My ADHD husband and I have had a particularly bad two years, but now we are at the point where he is in therapy and on ADD meds. He is becoming easier to live with and his depression and anger are somewhat regulated. These were my top requirements for staying together, and the progress came after I told him I was done. The last requirement was getting a job. He hasn't contributed income in the 8 years we've been married, and has "freelanced". He also never in the past was much help with the household stuff or the kids. He just spins his wheels and is very busy, but for no real purpose.

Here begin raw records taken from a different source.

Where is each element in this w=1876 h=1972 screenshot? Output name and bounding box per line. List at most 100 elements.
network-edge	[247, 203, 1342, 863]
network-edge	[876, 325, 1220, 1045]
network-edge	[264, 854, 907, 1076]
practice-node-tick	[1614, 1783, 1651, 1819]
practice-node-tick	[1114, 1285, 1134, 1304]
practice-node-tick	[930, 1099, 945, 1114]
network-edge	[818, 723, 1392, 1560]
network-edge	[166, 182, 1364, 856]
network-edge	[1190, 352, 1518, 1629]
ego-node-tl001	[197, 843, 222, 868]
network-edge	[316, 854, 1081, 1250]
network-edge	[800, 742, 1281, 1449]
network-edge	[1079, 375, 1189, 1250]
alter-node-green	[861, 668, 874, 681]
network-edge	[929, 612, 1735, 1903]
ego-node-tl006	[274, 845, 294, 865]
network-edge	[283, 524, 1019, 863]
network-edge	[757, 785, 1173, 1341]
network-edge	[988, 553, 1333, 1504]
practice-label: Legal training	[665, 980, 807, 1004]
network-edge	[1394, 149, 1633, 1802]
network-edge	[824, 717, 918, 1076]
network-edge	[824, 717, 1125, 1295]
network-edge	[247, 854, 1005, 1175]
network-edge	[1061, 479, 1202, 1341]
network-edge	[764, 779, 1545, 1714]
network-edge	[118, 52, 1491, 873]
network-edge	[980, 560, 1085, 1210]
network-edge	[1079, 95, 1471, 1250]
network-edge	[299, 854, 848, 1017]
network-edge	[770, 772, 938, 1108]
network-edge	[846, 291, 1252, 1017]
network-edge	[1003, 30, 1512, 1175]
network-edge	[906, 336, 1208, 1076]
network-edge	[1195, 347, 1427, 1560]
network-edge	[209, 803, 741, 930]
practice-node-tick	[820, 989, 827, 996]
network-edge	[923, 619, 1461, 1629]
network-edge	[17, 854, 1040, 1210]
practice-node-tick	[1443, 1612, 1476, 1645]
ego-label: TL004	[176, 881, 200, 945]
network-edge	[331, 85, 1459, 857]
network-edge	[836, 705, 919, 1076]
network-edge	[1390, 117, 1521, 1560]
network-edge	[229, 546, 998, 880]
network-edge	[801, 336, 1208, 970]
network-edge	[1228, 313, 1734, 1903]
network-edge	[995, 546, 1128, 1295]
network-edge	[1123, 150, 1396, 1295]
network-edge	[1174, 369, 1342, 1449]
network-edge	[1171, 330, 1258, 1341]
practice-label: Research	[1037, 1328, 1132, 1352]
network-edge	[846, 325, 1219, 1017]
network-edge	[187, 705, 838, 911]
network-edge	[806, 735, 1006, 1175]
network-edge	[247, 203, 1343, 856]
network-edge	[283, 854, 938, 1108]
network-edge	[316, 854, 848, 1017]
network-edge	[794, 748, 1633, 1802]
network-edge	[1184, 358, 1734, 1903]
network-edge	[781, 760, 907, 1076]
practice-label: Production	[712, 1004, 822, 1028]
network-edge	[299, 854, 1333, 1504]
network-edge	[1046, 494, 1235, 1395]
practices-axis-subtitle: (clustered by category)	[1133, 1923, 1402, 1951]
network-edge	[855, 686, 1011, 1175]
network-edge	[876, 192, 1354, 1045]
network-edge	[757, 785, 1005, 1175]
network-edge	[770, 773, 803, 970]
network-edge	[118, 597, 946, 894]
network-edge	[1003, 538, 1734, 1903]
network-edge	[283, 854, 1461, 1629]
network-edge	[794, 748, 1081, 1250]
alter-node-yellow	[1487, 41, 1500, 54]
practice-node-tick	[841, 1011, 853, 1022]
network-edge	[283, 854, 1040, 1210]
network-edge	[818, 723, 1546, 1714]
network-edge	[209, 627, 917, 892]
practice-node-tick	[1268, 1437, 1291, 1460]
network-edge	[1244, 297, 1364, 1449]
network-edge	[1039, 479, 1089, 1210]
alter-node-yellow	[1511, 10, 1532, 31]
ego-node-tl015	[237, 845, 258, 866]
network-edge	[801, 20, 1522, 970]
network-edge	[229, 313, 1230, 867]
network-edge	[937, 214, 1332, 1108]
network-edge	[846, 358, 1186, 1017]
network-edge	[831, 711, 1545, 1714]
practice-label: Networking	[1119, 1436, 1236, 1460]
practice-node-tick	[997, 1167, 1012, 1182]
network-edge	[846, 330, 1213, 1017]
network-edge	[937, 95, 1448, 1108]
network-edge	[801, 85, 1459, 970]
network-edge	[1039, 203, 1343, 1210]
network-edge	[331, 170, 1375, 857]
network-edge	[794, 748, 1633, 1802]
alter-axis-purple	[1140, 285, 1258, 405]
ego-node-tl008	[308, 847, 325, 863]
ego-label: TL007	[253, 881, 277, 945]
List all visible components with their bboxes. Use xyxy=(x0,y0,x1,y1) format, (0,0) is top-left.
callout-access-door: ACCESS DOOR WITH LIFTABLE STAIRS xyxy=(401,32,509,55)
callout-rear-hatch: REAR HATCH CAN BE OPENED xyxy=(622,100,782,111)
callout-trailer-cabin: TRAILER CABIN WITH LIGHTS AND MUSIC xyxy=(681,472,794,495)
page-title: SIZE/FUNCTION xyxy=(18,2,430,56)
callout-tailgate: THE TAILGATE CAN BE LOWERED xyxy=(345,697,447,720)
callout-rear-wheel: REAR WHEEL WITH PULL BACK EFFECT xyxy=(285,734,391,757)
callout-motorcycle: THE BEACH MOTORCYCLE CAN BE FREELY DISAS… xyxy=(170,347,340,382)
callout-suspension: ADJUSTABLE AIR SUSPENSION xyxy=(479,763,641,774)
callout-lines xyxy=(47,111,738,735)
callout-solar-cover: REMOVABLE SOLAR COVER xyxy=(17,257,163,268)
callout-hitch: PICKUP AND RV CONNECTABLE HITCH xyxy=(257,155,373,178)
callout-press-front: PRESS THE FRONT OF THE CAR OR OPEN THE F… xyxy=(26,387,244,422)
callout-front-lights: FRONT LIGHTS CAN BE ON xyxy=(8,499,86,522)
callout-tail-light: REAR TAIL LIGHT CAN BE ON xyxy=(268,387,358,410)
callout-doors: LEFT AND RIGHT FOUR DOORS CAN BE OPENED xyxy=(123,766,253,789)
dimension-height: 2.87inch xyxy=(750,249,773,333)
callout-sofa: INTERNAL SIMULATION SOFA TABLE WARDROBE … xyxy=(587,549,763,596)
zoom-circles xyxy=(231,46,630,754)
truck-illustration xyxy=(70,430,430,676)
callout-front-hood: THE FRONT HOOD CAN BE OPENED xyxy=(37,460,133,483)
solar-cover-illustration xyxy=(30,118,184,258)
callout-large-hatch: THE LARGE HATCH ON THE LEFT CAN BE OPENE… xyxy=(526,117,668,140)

In the past year, however, and especially the last three months since I said I was leaving at the end of the school year, he has been consistently doing the dishes and the laundry and paying attention to the children. Is a job too much to ask? He has no idea how to go about getting one, and even with his therapist's help and Adderall, he won't focus on it. His list of things he wants or is willing to do is small, and he complains about everything and jumps right to the negative. One job prospect fell in his lap a few months ago, and he pursued it wholeheartedly, but the process dragged on until last week and he didn't get it. He didn't put any visible effort into looking for anything else during that time period. Now he has no active plan for looking, other than following up on the listings I send him (while being angry that I do that). I feel like a job -- and a positive attitude about it -- are indicative of him making some progress in his life, and of his being able to be lived with. If he's just going to continue to bark and whine about it, blame for for pushing him, and never actually do it, then where have we gotten, actually? Therapy and medication were for the purpose of transforming him into a functional, cooperative purpose who could be a participant in our family life and share some of the burden I've been carrying. If that's not in the cards, I don't want to continue to compensate for his deficits.
Anyone else have an ADHD spouse who does not/will not work?